C’était bien sûr très émouvant, car les détenus attendaient énormément de cette rencontre. Moi, je ne savais pas pourquoi ils étaient là. Mais, comme à chaque fois qu’il s’agit de cuisine, il y a eu des échanges simples et directs. Beaucoup de nationalités différentes sont représentées aux Baumettes, et chacun a participé aux ateliers avec sa culture, ses habitudes alimentaires… Du coup on a échangé pas mal de choses, des recettes, des idées, des tours de main.
Qu’ont-ils comme matériel pour cuisinier en cellule ?
Une plaque électrique de 20 cm de diamètre qui ne chauffe pas plus de 250 watts. Une poêle, une casserole, un petit couteau à bout carré, pour éviter les incidents….. Autant vous dire que c’est compliqué. Et bien, avec ça, ils font des trucs incroyables : des pizzas, des tajines, des makrouts ! Un brésilien fait même des pâtisseries, de la brioche, à l’aide d’un four qu’il a bricolé avec des boîtes de conserve… Les détenus m’ont bluffé, ce sont de vrais Mac Gyver de la cuisine.
La nourriture, c’est important pour eux ?
Certains passent quatre heures par jour à cuisiner ! Ça fait déjà une demi-journée où tu ne penses pas à autre chose… La nourriture, c’est hyper important, surtout quand on est enfermé. Et beaucoup de détenus ne mangent que ce qu’ils cuisinent.
Il faut dire que la nourriture proposée en prison n’a pas bonne presse. A tel point que le ministère de l’Agriculture a mis à son agenda un programme dédié à l’amélioration de « l’offre alimentaire en milieu carcéral ». Vous avez goûté, c’est comment ?
Il faut le dire, c’est pathétique. Il semblerait d’ailleurs que 60 à 70 % des plateaux repas partent à la poubelle ! C’est aussi un geste pour défier l’administration mais c’est vrai que ce n’est pas bon. Pas immangeable non plus. Après, c’est comme à l’hôpital, quand on a que ça à penser, ça devient insupportable. Mais la mission de l’administration pénitentiaire, c’est de nourrir les détenus, point. La diététique, c’est pareil, ce n’est pas le premier des soucis. 95 % des produits, c’est de la boîte ou des surgelés, des produits très bas de gamme.
Votre venue dit quelque chose de la volonté de l’administration marseillaise d’améliorer un peu les choses. C’est possible selon vous ?
C’est clairement un sujet polémique. Quand les gens à l’extérieur ont su que j’étais allé cuisiner en prison, beaucoup n’ont pas compris. Après tout, ce sont des détenus, on va pas en plus leur faire du gastronomique… Et je peux comprendre cette réaction. Mais ce sont des hommes malgré tout. Et entre un tas de cochonneries et le grand luxe, il y a peut-être un équilibre à trouver.
Vous vous êtes vous même frotté à l’exercice, qu’avez-vous préparé ?
Notre but n’était pas de mettre une fois dans l’année du caviar au menu, mais de montrer que par petites touches, on peut améliorer l’ordinaire. Mais ça demande une sacrée énergie. Moi, je n’ai utilisé que des produits frais. Des légumes à la grecque, une cuisse de volaille aux épices avec une purée de patates douces, et un flan aux œufs avec des poires et un caramel au beurre salé. Le tout pour guère plus cher que le coût d’un plateau repas. Mais il m’a fallu deux jours. C’est la grosse différence. Le chef des Baumettes, avec les détenus qui travaillent en cuisine, il doit sortir trois repas quotidiennement. Donc il ne va pas faire des miracles.

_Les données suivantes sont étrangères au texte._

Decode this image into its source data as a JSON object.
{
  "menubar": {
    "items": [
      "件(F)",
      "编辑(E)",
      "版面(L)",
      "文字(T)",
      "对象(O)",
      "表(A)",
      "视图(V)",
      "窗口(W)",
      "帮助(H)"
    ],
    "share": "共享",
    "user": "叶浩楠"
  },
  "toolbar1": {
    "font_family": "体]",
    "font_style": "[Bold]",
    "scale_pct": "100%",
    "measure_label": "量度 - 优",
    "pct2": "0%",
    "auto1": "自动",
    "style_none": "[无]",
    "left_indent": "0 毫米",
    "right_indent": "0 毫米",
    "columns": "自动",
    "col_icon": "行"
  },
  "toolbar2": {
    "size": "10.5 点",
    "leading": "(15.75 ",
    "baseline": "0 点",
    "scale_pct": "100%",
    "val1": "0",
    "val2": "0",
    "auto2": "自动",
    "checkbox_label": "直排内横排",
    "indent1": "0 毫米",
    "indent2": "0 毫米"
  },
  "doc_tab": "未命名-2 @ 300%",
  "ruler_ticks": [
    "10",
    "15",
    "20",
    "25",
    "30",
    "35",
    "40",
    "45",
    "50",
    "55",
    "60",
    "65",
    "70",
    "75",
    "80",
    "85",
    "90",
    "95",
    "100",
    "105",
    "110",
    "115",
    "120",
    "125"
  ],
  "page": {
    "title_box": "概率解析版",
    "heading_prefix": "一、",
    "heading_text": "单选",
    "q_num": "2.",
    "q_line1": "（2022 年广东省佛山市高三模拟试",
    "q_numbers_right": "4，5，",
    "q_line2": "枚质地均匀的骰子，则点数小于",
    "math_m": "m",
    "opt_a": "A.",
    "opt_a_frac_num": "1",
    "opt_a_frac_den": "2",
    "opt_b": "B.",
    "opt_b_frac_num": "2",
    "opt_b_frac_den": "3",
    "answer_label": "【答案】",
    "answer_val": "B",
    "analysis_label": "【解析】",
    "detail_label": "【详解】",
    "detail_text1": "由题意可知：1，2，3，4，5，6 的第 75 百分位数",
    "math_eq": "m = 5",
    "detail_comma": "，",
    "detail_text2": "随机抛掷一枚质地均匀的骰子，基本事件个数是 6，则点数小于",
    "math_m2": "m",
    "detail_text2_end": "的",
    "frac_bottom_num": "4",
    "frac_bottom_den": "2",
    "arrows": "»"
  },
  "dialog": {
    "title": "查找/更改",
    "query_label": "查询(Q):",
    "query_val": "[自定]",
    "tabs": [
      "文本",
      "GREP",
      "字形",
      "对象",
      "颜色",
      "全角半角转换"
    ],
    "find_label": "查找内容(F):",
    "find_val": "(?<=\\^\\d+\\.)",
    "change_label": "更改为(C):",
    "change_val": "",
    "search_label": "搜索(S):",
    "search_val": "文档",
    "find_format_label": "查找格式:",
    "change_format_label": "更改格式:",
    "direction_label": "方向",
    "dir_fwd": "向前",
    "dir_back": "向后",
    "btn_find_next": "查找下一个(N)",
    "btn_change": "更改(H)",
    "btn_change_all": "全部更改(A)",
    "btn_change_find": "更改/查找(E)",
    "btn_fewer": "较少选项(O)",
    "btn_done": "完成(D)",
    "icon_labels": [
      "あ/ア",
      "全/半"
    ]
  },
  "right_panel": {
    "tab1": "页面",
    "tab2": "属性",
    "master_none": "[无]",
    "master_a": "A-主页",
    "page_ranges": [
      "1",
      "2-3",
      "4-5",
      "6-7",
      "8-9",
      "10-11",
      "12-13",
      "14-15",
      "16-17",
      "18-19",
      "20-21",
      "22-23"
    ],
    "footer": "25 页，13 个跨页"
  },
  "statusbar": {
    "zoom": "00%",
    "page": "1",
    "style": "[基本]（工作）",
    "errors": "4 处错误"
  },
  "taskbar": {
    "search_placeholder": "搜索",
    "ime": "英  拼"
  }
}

Vous venez aussi d’effectuer une mission auprès de l’APHM (Assistance publique-Hôpitaux de Marseille). Comme les détenus, les usagers des hôpitaux sont ciblés par le prochain plan national sur l’alimentation. Y-a-t-il des similitudes entre les deux univers ?
Oui, clairement. Dans les deux cas, le nombre de repas à servir est tellement énorme, avec de telles contraintes budgétaires, que c’est difficile de faire de la qualité. Mais l’hôpital est particulier car c’est extrêmement complexe de gérer les régimes, les recommandations médicales, l’état post-opératoire, les malades du diabète, les intolérants à ceci ou cela… D’ailleurs, c’est un robot muni de fiches perforées et d’un bras articulé qui garnit les plateaux-repas en fonction des régimes de chacun. C’est proprement hallucinant à voir fonctionner.
Les patients se plaignent-ils de ce qu’ils mangent ?
Oui, bien sûr mais je prends cette information avec distance, car le contexte n’est pas favorable. Il faut sortir 11 000 repas par jour, ce n’est pas un restaurant pour 40 personnes… Il y a quand même moins de « boîtage » qu’en prison. L’idée de ma venue n’était pas de faire une révolution mais de tenter de rectifier certains plats. Sur un sauté d’agneau au curry, renforcer les épices, lier davantage une soupe, améliorer la qualité de la salade pour que les gens la mangent davantage.
L’un des problèmes des grosses cuisines centrales, c’est que le personnel est souvent démotivé car éloigné du public. C’est peu gratifiant pour un cuisinier…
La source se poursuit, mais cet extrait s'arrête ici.